Nash Equilibrium Between Consumer Electronic Devices and DoS Attacker for Distributed IoT-enabled RSE Systems
Gengcan Chen, Donghong Cai, Zahid Khan, Jawad Ahmad, Wadii Boulila
TL;DR
This work addresses DoS vulnerabilities in IoT-enabled remote state estimation by formulating the defender-attacker interaction as a Nash equilibrium problem. It integrates a remote joint estimation model with a Kalman filter at the remote estimator to reduce device workload and data leakage, and develops centralized and distributed Minimax-DQN algorithms to compute NE in open-loop and closed-loop settings, including a belief-state formulation for partial observability. The results demonstrate rapid convergence and robust NE solutions, with centralized and distributed Minimax-DQN achieving stable performance improvements over state-of-the-art baselines and showing practical potential for large-scale, resource-constrained IoT deployments. The approach provides a scalable framework for securing real-time monitoring in distributed IoT-enabled RSE systems against DoS attacks, with implications for predictive maintenance and future IoT security research.
Abstract
In electronic consumer Internet of Things (IoT), consumer electronic devices as edge devices require less computational overhead and the remote state estimation (RSE) of consumer electronic devices is always at risk of denial-of-service (DoS) attacks. Therefore, the adversarial strategy between consumer electronic devices and DoS attackers is critical. This paper focuses on the adversarial strategy between consumer electronic devices and DoS attackers in IoT-enabled RSE Systems. We first propose a remote joint estimation model for distributed measurements to effectively reduce consumer electronic device workload and minimize data leakage risks.
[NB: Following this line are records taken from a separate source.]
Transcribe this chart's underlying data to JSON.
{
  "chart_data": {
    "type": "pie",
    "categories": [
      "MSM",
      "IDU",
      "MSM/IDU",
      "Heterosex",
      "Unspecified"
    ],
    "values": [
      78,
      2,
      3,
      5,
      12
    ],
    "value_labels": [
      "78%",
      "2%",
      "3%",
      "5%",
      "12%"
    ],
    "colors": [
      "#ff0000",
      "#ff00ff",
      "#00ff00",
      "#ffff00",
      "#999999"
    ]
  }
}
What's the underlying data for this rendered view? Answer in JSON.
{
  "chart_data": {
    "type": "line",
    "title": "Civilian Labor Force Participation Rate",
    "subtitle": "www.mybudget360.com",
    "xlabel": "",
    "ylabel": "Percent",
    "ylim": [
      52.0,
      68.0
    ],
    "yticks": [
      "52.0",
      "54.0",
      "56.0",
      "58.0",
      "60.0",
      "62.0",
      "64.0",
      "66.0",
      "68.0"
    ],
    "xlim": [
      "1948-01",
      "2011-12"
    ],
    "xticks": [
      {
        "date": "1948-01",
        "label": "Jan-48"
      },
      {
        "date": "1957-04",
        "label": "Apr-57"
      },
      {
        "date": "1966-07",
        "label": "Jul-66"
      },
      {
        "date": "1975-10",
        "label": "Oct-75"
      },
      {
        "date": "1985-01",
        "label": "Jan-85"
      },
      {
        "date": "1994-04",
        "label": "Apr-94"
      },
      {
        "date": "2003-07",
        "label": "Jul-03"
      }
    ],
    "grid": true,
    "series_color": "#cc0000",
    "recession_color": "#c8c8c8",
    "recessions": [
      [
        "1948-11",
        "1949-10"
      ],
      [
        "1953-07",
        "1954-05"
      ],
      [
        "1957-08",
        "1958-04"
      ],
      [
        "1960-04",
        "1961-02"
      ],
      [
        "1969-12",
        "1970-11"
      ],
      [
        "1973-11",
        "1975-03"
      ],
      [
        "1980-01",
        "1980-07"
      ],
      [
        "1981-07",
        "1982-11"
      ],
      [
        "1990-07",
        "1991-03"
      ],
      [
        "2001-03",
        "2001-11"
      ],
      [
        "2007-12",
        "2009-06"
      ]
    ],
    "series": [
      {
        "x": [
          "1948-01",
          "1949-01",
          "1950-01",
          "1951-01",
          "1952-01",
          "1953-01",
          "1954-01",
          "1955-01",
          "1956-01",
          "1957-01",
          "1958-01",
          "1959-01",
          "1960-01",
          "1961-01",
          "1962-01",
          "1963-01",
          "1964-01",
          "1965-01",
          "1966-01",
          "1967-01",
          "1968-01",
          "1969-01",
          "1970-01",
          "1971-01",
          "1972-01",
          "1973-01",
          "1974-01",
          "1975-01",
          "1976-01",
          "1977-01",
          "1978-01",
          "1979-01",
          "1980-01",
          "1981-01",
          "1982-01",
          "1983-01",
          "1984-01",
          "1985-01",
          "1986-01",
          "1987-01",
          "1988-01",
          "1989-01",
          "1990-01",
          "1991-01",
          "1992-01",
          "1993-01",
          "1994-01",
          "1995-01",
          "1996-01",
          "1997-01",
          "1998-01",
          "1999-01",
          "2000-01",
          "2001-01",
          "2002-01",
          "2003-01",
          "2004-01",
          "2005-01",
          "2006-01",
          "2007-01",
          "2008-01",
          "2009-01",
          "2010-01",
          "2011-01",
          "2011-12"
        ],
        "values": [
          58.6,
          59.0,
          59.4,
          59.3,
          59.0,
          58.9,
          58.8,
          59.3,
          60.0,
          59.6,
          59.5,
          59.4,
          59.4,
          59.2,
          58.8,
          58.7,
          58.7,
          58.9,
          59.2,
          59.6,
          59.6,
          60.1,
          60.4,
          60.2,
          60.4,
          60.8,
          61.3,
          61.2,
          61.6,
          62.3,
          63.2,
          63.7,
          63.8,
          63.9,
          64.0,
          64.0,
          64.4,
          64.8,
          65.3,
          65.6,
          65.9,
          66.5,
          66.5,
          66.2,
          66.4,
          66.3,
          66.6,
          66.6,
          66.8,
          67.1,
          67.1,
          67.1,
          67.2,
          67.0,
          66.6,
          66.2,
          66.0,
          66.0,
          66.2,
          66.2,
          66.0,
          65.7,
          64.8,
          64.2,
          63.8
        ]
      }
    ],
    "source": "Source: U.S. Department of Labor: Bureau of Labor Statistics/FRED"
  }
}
The Kalman filter is deployed on the remote estimator, and the DoS attacks with open-loop as well as closed-loop are considered. We further introduce advanced reinforcement learning techniques, including centralized and distributed Minimax-DQN, to address high-dimensional decision-making challenges in both open-loop and closed-loop scenarios. Especially, the Q-network instead of the Q-table is used in the proposed approaches, which effectively solves the challenge of Q-learning. Moreover, the proposed distributed Minimax-DQN reduces the action space to expedite the search for Nash Equilibrium (NE). The experimental results validate that the proposed model can expeditiously restore the RSE error covariance to a stable state in the presence of DoS attacks, exhibiting notable attack robustness. The proposed centralized and distributed Minimax-DQN effectively resolves the NE in both open and closed-loop case, showcasing remarkable performance in terms of convergence. It reveals that substantial advantages in both efficiency and stability are achieved compared with the state-of-the-art methods.